Mentre li benediceva, si staccò da loro e veniva portato su, in cielo
16 MAGGIO (Domenica Lc 24,46-53)
Gesù oggi porta a compimento la sua missione. Quanto il Padre gli ha comandato di fare, Lui lo ha fatto con obbedienza perfetta e con intelligenza sempre illuminata, confortata, mossa dallo Spirito Santo.
Non si obbedisce a Dio facendo puramente e semplicemente l’opera comandata. Questa non è obbedienza. L’obbedienza è intelligenza, sapienza, saggezza, conoscenza anche delle più piccole modalità secondo le quali la cosa comandata va fatta. La luce dello Spirito Santo è essenziale nell’obbedienza, altrimenti possiamo correre il rischio di eseguire formalmente un comando, ma non essenzialmente. Lo possiamo eseguire umanamente, ma non divinamente. In questo errore cadono tutti coloro che sono senza lo Spirito Santo. È senza lo Spirito Santo tutti quelli che vivono fuori del Comandamenti di Cristo Gesù.
Possiamo anche comandare, obbedire, legiferare, fuori dello Spirito Santo. Ogni cosa che facciamo non rispecchia però la volontà di Dio, perché non conosciamo la luce vera di sapienza, saggezza, prudenza, accortezza, temperanza, secondo la quale ogni cosa va fatta a suo tempo. Oggi viviamo in una crisi perenne di intelligenza e di sapienza soprannaturale. Viviamo di una crisi di luce dello Spirito Santo.
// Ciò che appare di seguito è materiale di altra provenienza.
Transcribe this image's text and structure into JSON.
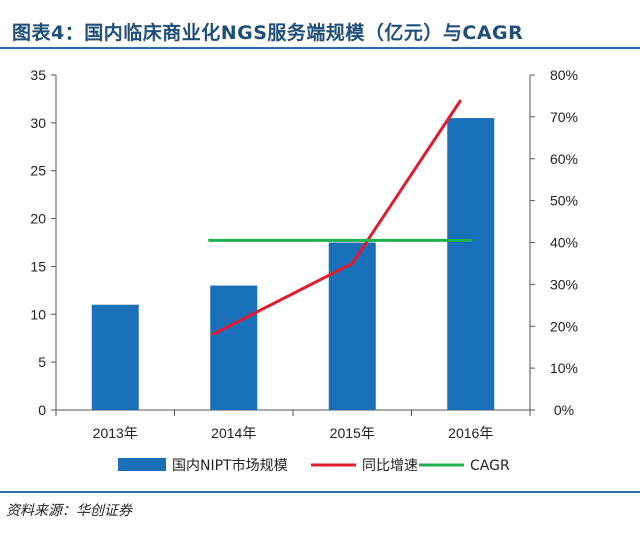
{
  "header": {
    "title": "图表4：国内临床商业化NGS服务端规模（亿元）与CAGR"
  },
  "footer": {
    "source": "资料来源：华创证券"
  },
  "colors": {
    "bar": "#1a70b8",
    "growth": "#e21b2c",
    "cagr": "#22b14c",
    "rule": "#2e6ca4",
    "title": "#1f4e79"
  },
  "chart_data": {
    "type": "bar",
    "categories": [
      "2013年",
      "2014年",
      "2015年",
      "2016年"
    ],
    "series": [
      {
        "name": "国内NIPT市场规模",
        "type": "bar",
        "axis": "left",
        "values": [
          11,
          13,
          17.5,
          30.5
        ]
      },
      {
        "name": "同比增速",
        "type": "line",
        "axis": "right",
        "values": [
          null,
          0.18,
          0.35,
          0.74
        ]
      },
      {
        "name": "CAGR",
        "type": "line",
        "axis": "right",
        "values": [
          null,
          0.405,
          0.405,
          0.405
        ]
      }
    ],
    "y_left": {
      "ylim": [
        0,
        35
      ],
      "ticks": [
        "0",
        "5",
        "10",
        "15",
        "20",
        "25",
        "30",
        "35"
      ]
    },
    "y_right": {
      "ylim": [
        0,
        0.8
      ],
      "ticks": [
        "0%",
        "10%",
        "20%",
        "30%",
        "40%",
        "50%",
        "60%",
        "70%",
        "80%"
      ]
    },
    "grid": false,
    "legend_position": "bottom"
  }
}
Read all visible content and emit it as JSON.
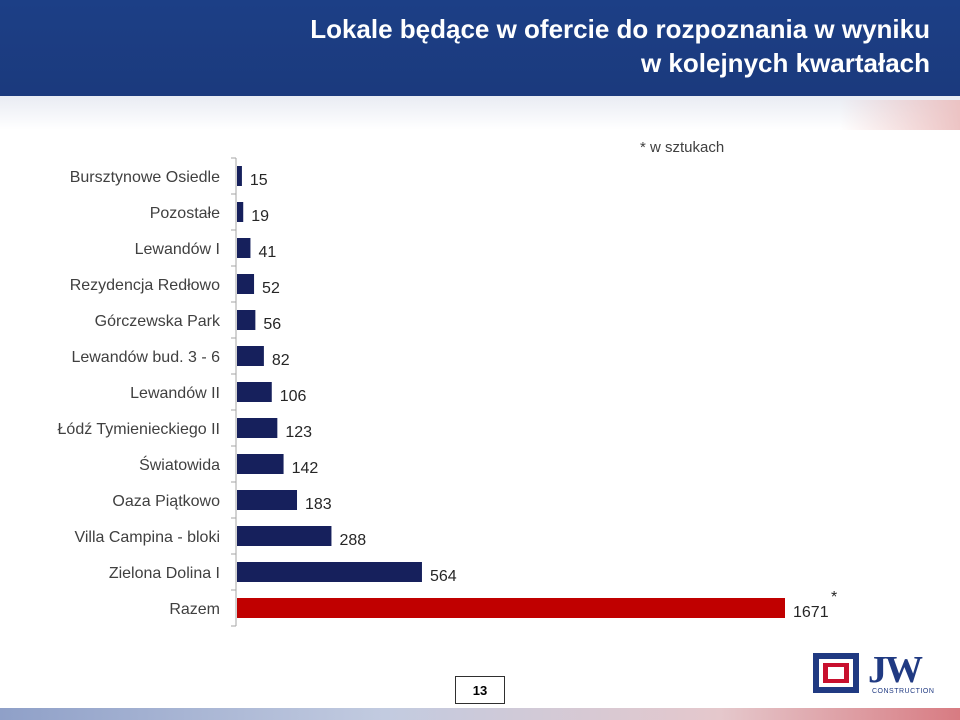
{
  "header": {
    "title_line1": "Lokale będące w ofercie do rozpoznania w wyniku",
    "title_line2": "w kolejnych kwartałach"
  },
  "note": "* w sztukach",
  "page_number": "13",
  "logo": {
    "text": "JW",
    "sub": "CONSTRUCTION"
  },
  "colors": {
    "header": "#1c3f86",
    "bar": "#16205c",
    "highlight": "#c00000"
  },
  "chart_data": {
    "type": "bar",
    "orientation": "horizontal",
    "title": "",
    "xlabel": "",
    "ylabel": "",
    "categories": [
      "Bursztynowe Osiedle",
      "Pozostałe",
      "Lewandów I",
      "Rezydencja Redłowo",
      "Górczewska Park",
      "Lewandów bud. 3 - 6",
      "Lewandów II",
      "Łódź Tymienieckiego II",
      "Światowida",
      "Oaza Piątkowo",
      "Villa Campina - bloki",
      "Zielona Dolina I",
      "Razem"
    ],
    "values": [
      15,
      19,
      41,
      52,
      56,
      82,
      106,
      123,
      142,
      183,
      288,
      564,
      1671
    ],
    "highlight_category": "Razem",
    "highlight_marker": "*",
    "xlim": [
      0,
      1671
    ],
    "grid": false,
    "legend": "none"
  }
}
«Così sta scritto: il Cristo patirà e risorgerà dai morti il terzo giorno, e nel suo nome saranno predicati a tutti i popoli la conversione e il perdono dei peccati, cominciando da Gerusalemme. Di questo voi siete testimoni. Ed ecco, io mando su di voi colui che il Padre mio ha promesso; ma voi restate in città, finché non siate rivestiti di potenza dall’alto». Poi li condusse fuori verso Betània e, alzate le mani, li benedisse. Mentre li benediceva, si staccò da loro e veniva portato su, in cielo. Ed essi si prostrarono davanti a lui; poi tornarono a Gerusalemme con grande gioia e stavano sempre nel tempio lodando Dio.
Gesù ha terminato la sua missione ed è salito al Cielo. Inizia la missione dei suoi discepoli. Qual è questa missione? Ma prima ancora: come potranno e dovranno portarla a compimento? Non c’è missione se non nello Spirito Santo, con la sua potenza di luce e di forza, di verità e di santità. Poiché lo Spirito Santo è lo Spirito di Gesù, il discepolo per essere abitato dallo Spirito di Gesù, deve divenire una cosa sola con Gesù: un solo corpo, una sola volontà, un solo cuore, una sola obbedienza, una sola vita, una sola missione, un solo mistero.
Il discepolo di Gesù è chiamato a mostrare al vivo il mistero del suo Maestro che è mistero di morte e di risurrezione, perché mistero di vita totalmente consegnata al Padre. Quella del discepolo è una vita che non gli appartiene più. La sua vita è di Cristo e Cristo ne ha fatto già un dono al Padre.
Rimanendo nello Spirito Santo, il discepolo compie la missione con la sua luce di verità, la quale ci insegna che conversione e perdono dei peccati sono una cosa sola, una sola inscindibile, inseparabile realtà. Senza conversione non c’è perdono dei peccati. Senza perdono dei peccati, mai vi potrà essere vera e reale conversione. Oggi è proprio questa la tristezza cristiana, segno che lo Spirito Santo non è più la nostra luce: si grida il perdono, ma senza la conversione; si grida la remissione dei peccati, ma senza il ritorno nella Casa del Padre. Si annunzia la giustificazione, ma rimanendo ognuno nella sua lordura di vizio e di trasgressione della volontà di Gesù Signore.
Vergine Maria, Madre della Redenzione, viviamo in questa grande guerra di ignoranza e di non conoscenza della verità perché privi della luce dello Spirito Santo, vieni in nostro aiuto con i tuoi Angeli e Santi e liberate il nostro cuore da ogni falsità.